Il primo Mondiale in terra africana della storia ha lanciato la moda, in Brasile la storia si ripeterà: uno dei simboli dei campionati del mondo di due anni e mezzo fa (insieme al polpo Paul) fu la vuvuzela, l'assordante trombetta locale che fece da sottofondo musicale a ogni partita di calcio; potevano i brasiliani, popolo con la musica nel sangue, rimanere sprovvisti dello strumento tipico da esportare in tutto il globo? Certo che no, per questo ieri il musicista Carlinhos Brown e il ministro dello Sport Aldo Rebelo hanno avuto l'onore di presentare la caxirola, variante del caxixi, strumento a percussione a forma di cesto d'origine indigena.

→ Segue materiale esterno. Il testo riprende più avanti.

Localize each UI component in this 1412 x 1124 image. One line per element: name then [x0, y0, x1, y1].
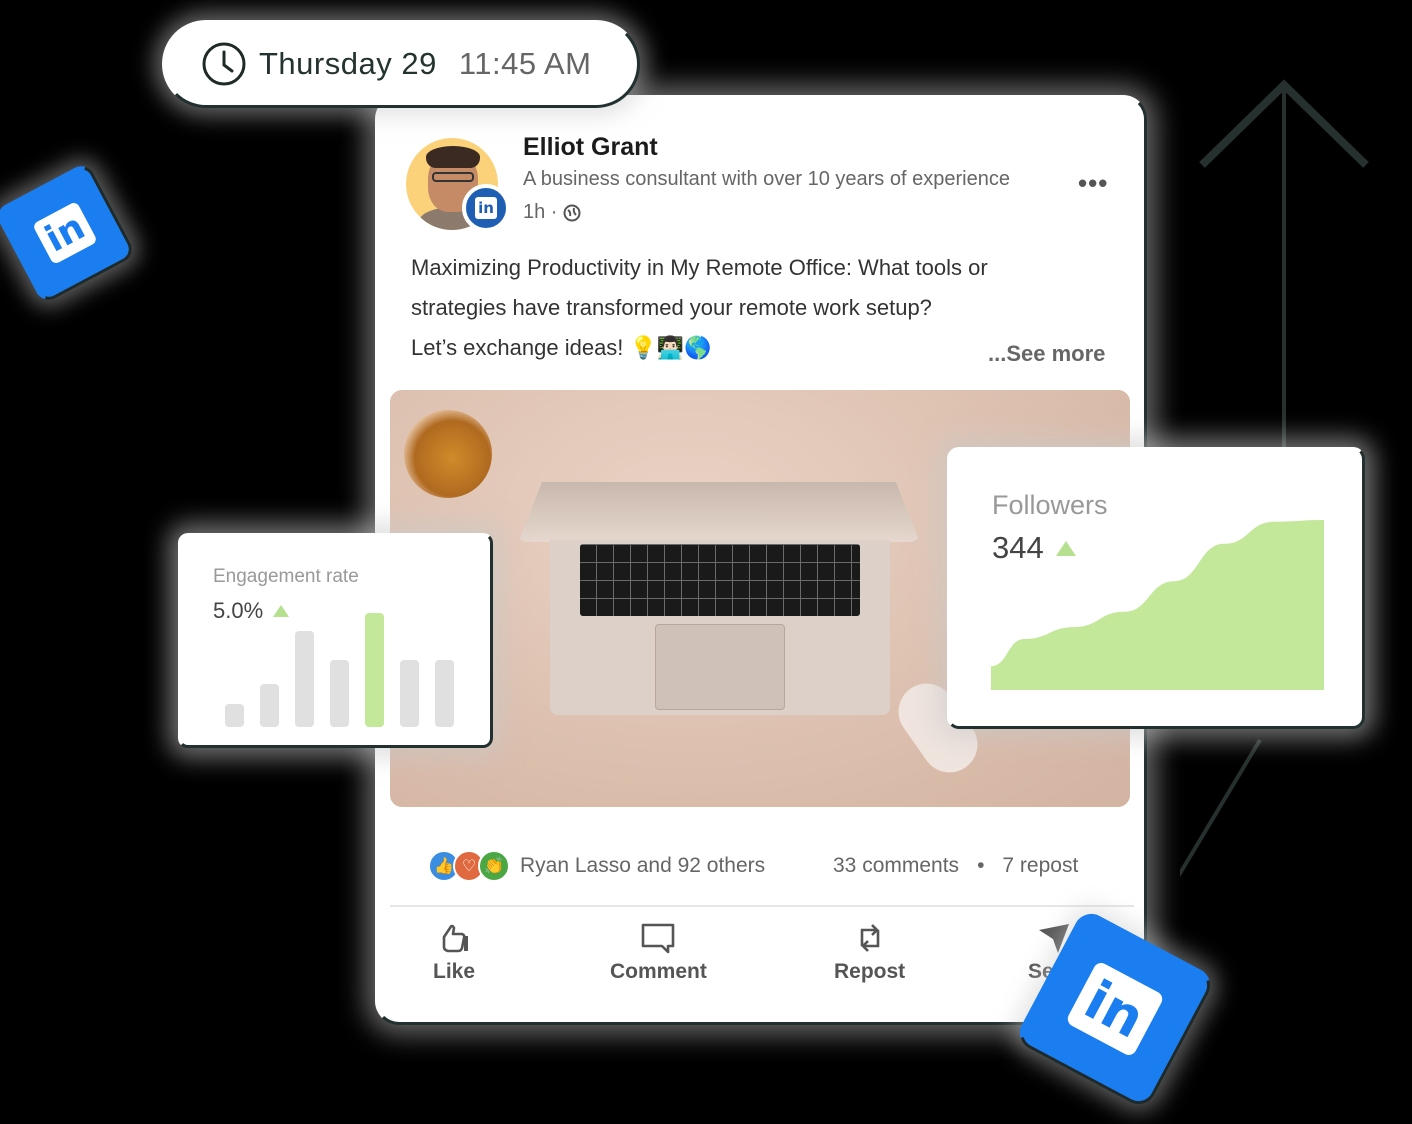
- engagement-bar: [295, 631, 314, 727]
- repost-icon: [860, 924, 879, 952]
- linkedin-logo-icon: in: [0, 161, 137, 305]
- post-meta: 1h ·: [523, 201, 581, 224]
- post-actions: Like Comment Repost Send: [378, 920, 1150, 1000]
- trackpad-graphic: [655, 624, 785, 710]
- divider: [390, 905, 1134, 907]
- see-more-link[interactable]: ...See more: [988, 341, 1105, 367]
- engagement-rate-card: Engagement rate 5.0%: [178, 533, 493, 748]
- followers-area: [991, 520, 1324, 690]
- linkedin-badge-icon: in: [462, 184, 510, 232]
- engagement-bar: [260, 684, 279, 727]
- reactions-summary[interactable]: 👍 ♡ 👏 Ryan Lasso and 92 others: [428, 850, 765, 882]
- comment-button[interactable]: Comment: [610, 920, 707, 984]
- engagement-bar: [435, 660, 454, 727]
- post-time: 1h ·: [523, 201, 558, 223]
- glass-graphic: [404, 410, 492, 498]
- schedule-pill[interactable]: Thursday 29 11:45 AM: [162, 20, 640, 108]
- post-text-line: Maximizing Productivity in My Remote Off…: [411, 255, 988, 280]
- followers-card: Followers 344: [947, 447, 1365, 729]
- clock-icon: [202, 42, 246, 86]
- stats-separator: •: [977, 854, 985, 877]
- author-headline: A business consultant with over 10 years…: [523, 168, 1010, 190]
- comment-icon: [642, 923, 675, 954]
- engagement-bar-chart: [225, 613, 454, 727]
- globe-icon: [563, 204, 581, 221]
- schedule-time: 11:45 AM: [458, 46, 592, 81]
- engagement-bar: [365, 613, 384, 727]
- linkedin-glyph: in: [1065, 960, 1165, 1058]
- followers-area-chart: [991, 520, 1324, 690]
- comments-count[interactable]: 33 comments: [833, 854, 959, 878]
- more-options-button[interactable]: •••: [1078, 168, 1108, 199]
- engagement-bar: [225, 704, 244, 727]
- comment-label: Comment: [610, 960, 707, 983]
- post-stats: 33 comments • 7 repost: [833, 854, 1078, 878]
- like-button[interactable]: Like: [433, 920, 475, 984]
- repost-label: Repost: [834, 960, 906, 983]
- engagement-bar: [330, 660, 349, 727]
- linkedin-glyph: in: [32, 200, 98, 266]
- author-name[interactable]: Elliot Grant: [523, 133, 658, 162]
- laptop-graphic: [518, 482, 920, 542]
- reactions-text: Ryan Lasso and 92 others: [520, 854, 766, 877]
- laptop-base: [550, 540, 890, 715]
- clap-reaction-icon: 👏: [478, 850, 510, 882]
- keyboard-graphic: [580, 544, 860, 616]
- schedule-day: Thursday 29: [259, 46, 437, 81]
- like-label: Like: [433, 960, 476, 983]
- post-text-line: strategies have transformed your remote …: [411, 295, 932, 320]
- thumbs-up-icon: [442, 924, 469, 953]
- reposts-count[interactable]: 7 repost: [1002, 854, 1078, 878]
- engagement-bar: [400, 660, 419, 727]
- repost-button[interactable]: Repost: [834, 920, 905, 984]
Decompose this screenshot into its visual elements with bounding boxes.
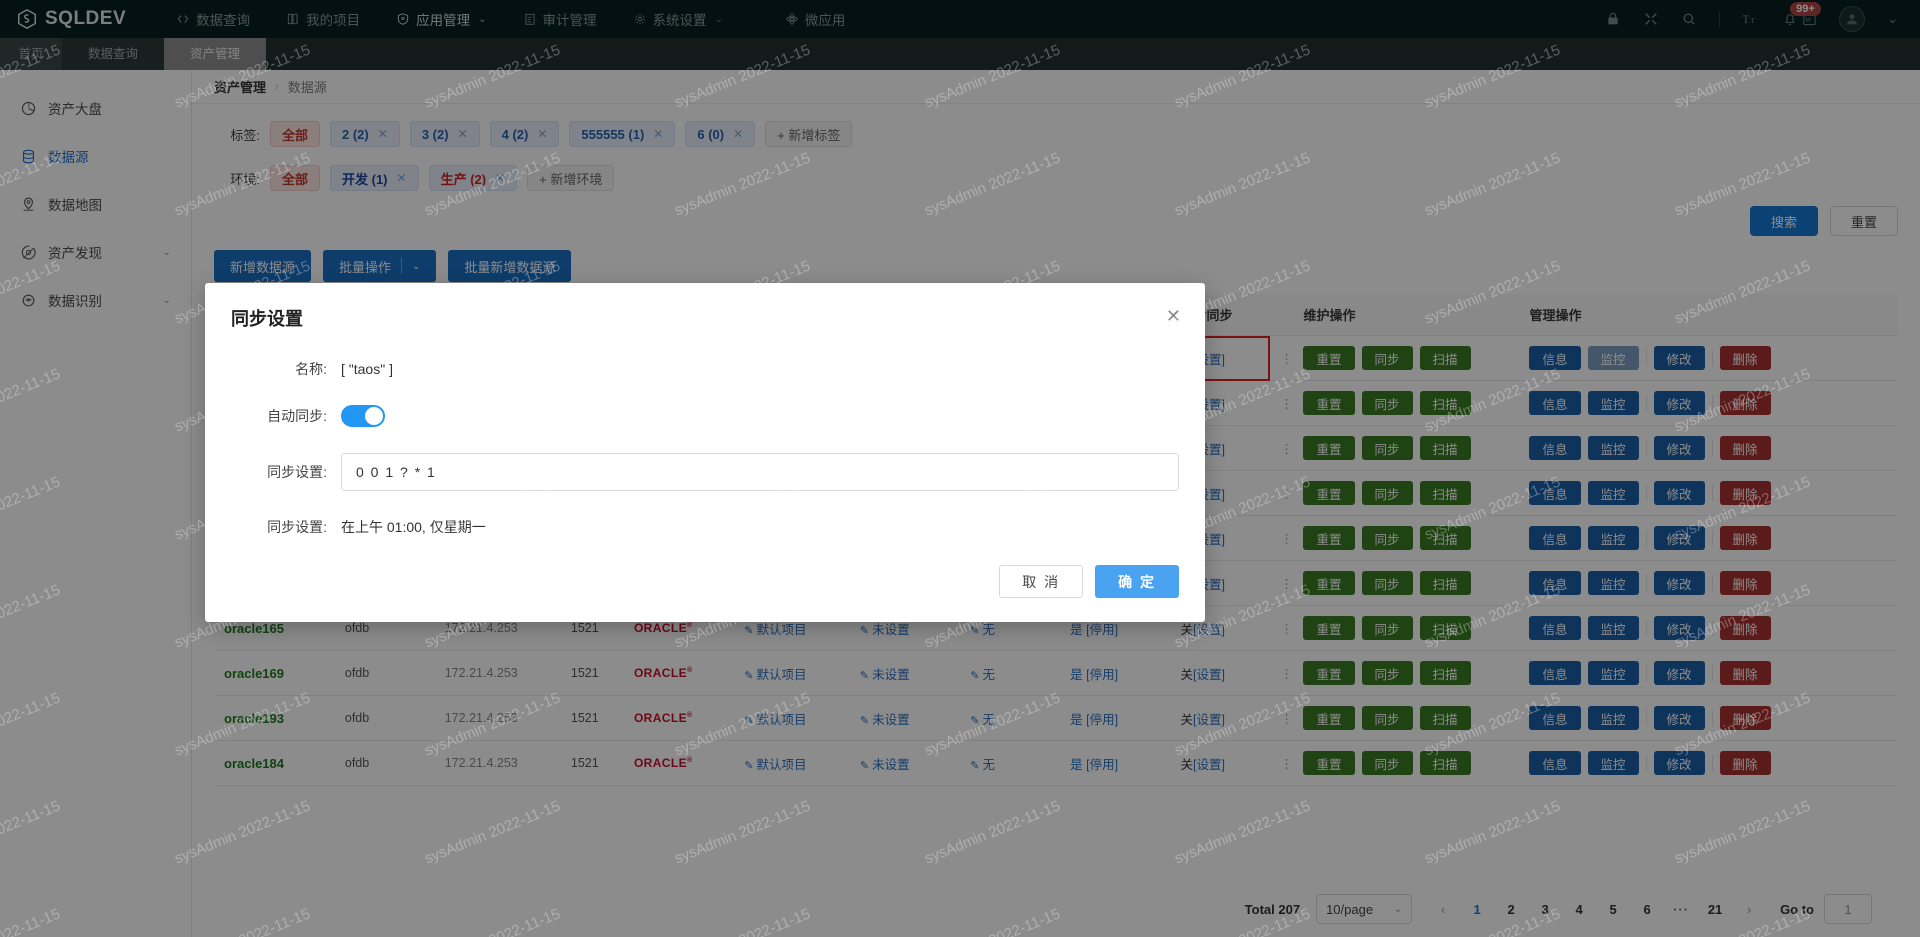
cron-desc-value: 在上午 01:00, 仅星期一 bbox=[341, 519, 486, 535]
dialog-header: 同步设置 ✕ bbox=[205, 283, 1205, 335]
field-cron-desc-row: 同步设置: 在上午 01:00, 仅星期一 bbox=[231, 517, 1179, 537]
dialog-title: 同步设置 bbox=[231, 309, 303, 329]
name-value: [ "taos" ] bbox=[341, 361, 393, 377]
toggle-knob bbox=[365, 407, 383, 425]
autosync-label: 自动同步: bbox=[267, 408, 327, 424]
cancel-button[interactable]: 取 消 bbox=[999, 565, 1084, 598]
cron-desc-label: 同步设置: bbox=[267, 519, 327, 535]
field-name-row: 名称: [ "taos" ] bbox=[231, 359, 1179, 379]
cron-label: 同步设置: bbox=[267, 464, 327, 480]
field-cron-row: 同步设置: bbox=[231, 453, 1179, 491]
sync-settings-dialog: 同步设置 ✕ 名称: [ "taos" ] 自动同步: 同步设置: 同步设置: … bbox=[205, 283, 1205, 622]
dialog-footer: 取 消 确 定 bbox=[205, 547, 1205, 622]
field-autosync-row: 自动同步: bbox=[231, 405, 1179, 427]
close-icon[interactable]: ✕ bbox=[1166, 307, 1181, 325]
confirm-button[interactable]: 确 定 bbox=[1095, 565, 1179, 598]
autosync-toggle[interactable] bbox=[341, 405, 385, 427]
cron-expression-input[interactable] bbox=[341, 453, 1179, 491]
dialog-body: 名称: [ "taos" ] 自动同步: 同步设置: 同步设置: 在上午 01:… bbox=[205, 335, 1205, 547]
name-label: 名称: bbox=[295, 361, 327, 377]
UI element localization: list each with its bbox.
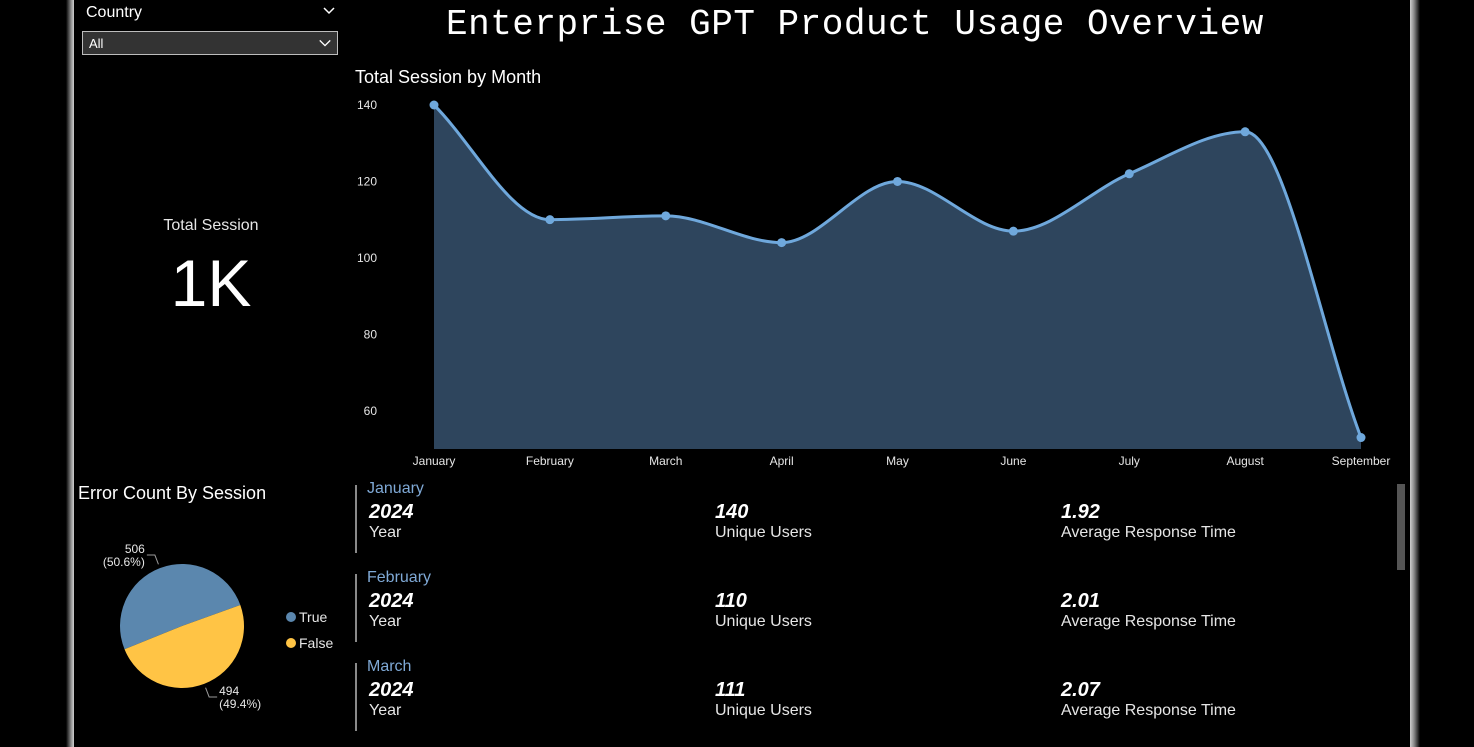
country-dropdown-value: All bbox=[89, 36, 104, 51]
x-tick-label: August bbox=[1226, 454, 1264, 468]
line-chart-title: Total Session by Month bbox=[355, 67, 542, 87]
data-point-april[interactable] bbox=[777, 238, 787, 248]
cards-scrollbar-thumb[interactable] bbox=[1397, 484, 1405, 570]
data-point-february[interactable] bbox=[545, 215, 555, 225]
x-tick-label: May bbox=[886, 454, 909, 468]
year-value: 2024 bbox=[369, 590, 414, 612]
response-metric: 1.92 Average Response Time bbox=[1061, 501, 1236, 543]
year-label: Year bbox=[369, 613, 402, 630]
data-point-september[interactable] bbox=[1356, 433, 1366, 443]
area-fill bbox=[434, 105, 1361, 449]
data-point-january[interactable] bbox=[429, 100, 439, 110]
error-pie-chart[interactable]: 506(50.6%) 494(49.4%) bbox=[78, 540, 278, 715]
pie-data-label: 494 bbox=[219, 684, 239, 698]
x-tick-label: February bbox=[526, 454, 574, 468]
pie-chart-title: Error Count By Session bbox=[78, 483, 267, 503]
y-tick-label: 100 bbox=[357, 251, 377, 265]
x-tick-label: July bbox=[1119, 454, 1140, 468]
response-value: 2.01 bbox=[1061, 590, 1100, 612]
chevron-down-icon bbox=[319, 39, 331, 47]
y-tick-label: 80 bbox=[364, 327, 378, 341]
year-metric: 2024 Year bbox=[369, 501, 414, 543]
response-label: Average Response Time bbox=[1061, 702, 1236, 719]
sessions-area-chart[interactable]: January February March April May June July Augu… bbox=[340, 90, 1400, 475]
legend-true-swatch bbox=[286, 612, 296, 622]
users-metric: 111 Unique Users bbox=[715, 679, 812, 721]
data-point-march[interactable] bbox=[661, 211, 671, 221]
data-point-august[interactable] bbox=[1240, 127, 1250, 137]
users-label: Unique Users bbox=[715, 613, 812, 630]
legend-item-false[interactable]: False bbox=[286, 630, 333, 656]
pie-data-label: 506 bbox=[125, 542, 145, 556]
x-tick-label: September bbox=[1332, 454, 1391, 468]
pie-leader-line bbox=[205, 687, 218, 698]
right-border bbox=[1410, 0, 1420, 747]
users-metric: 140 Unique Users bbox=[715, 501, 812, 543]
response-label: Average Response Time bbox=[1061, 524, 1236, 541]
card-month: January bbox=[367, 480, 424, 497]
users-value: 111 bbox=[715, 679, 746, 701]
x-tick-label: January bbox=[413, 454, 456, 468]
pie-leader-line bbox=[146, 554, 159, 565]
year-value: 2024 bbox=[369, 501, 414, 523]
data-point-june[interactable] bbox=[1008, 226, 1018, 236]
legend-false-swatch bbox=[286, 638, 296, 648]
users-label: Unique Users bbox=[715, 702, 812, 719]
year-metric: 2024 Year bbox=[369, 679, 414, 721]
chevron-down-icon[interactable] bbox=[321, 3, 337, 19]
country-slicer-title: Country bbox=[86, 4, 143, 21]
users-value: 140 bbox=[715, 501, 749, 523]
users-value: 110 bbox=[715, 590, 747, 612]
year-metric: 2024 Year bbox=[369, 590, 414, 632]
users-label: Unique Users bbox=[715, 524, 812, 541]
pie-percent-label: (49.4%) bbox=[219, 697, 261, 711]
kpi-label: Total Session bbox=[163, 217, 259, 234]
pie-percent-label: (50.6%) bbox=[103, 555, 145, 569]
response-metric: 2.01 Average Response Time bbox=[1061, 590, 1236, 632]
x-tick-label: March bbox=[649, 454, 682, 468]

"Ora comincia ufficialmente la torcida organizzata brasiliana. Molti lamentavano che la vuvuzela era troppo rumorosa ed era la voce dell'Africa. La caxirola rappresenta invece la voce del popolo brasiliano" ha spiegato il musicista verdeoro. Ne verranno prodotti circa 190 milioni, praticamente una per abitante, con l'obiettivo di venderne il più possibile ricavandoci un bel gruzzolo. Diffuso anche un video che spiega il funzionamento del curioso strumento: secondo chi scrive le vuvuzelas erano infinitamente più intriganti e facili al successo, questa "caxirola" pare piuttosto una forzatura.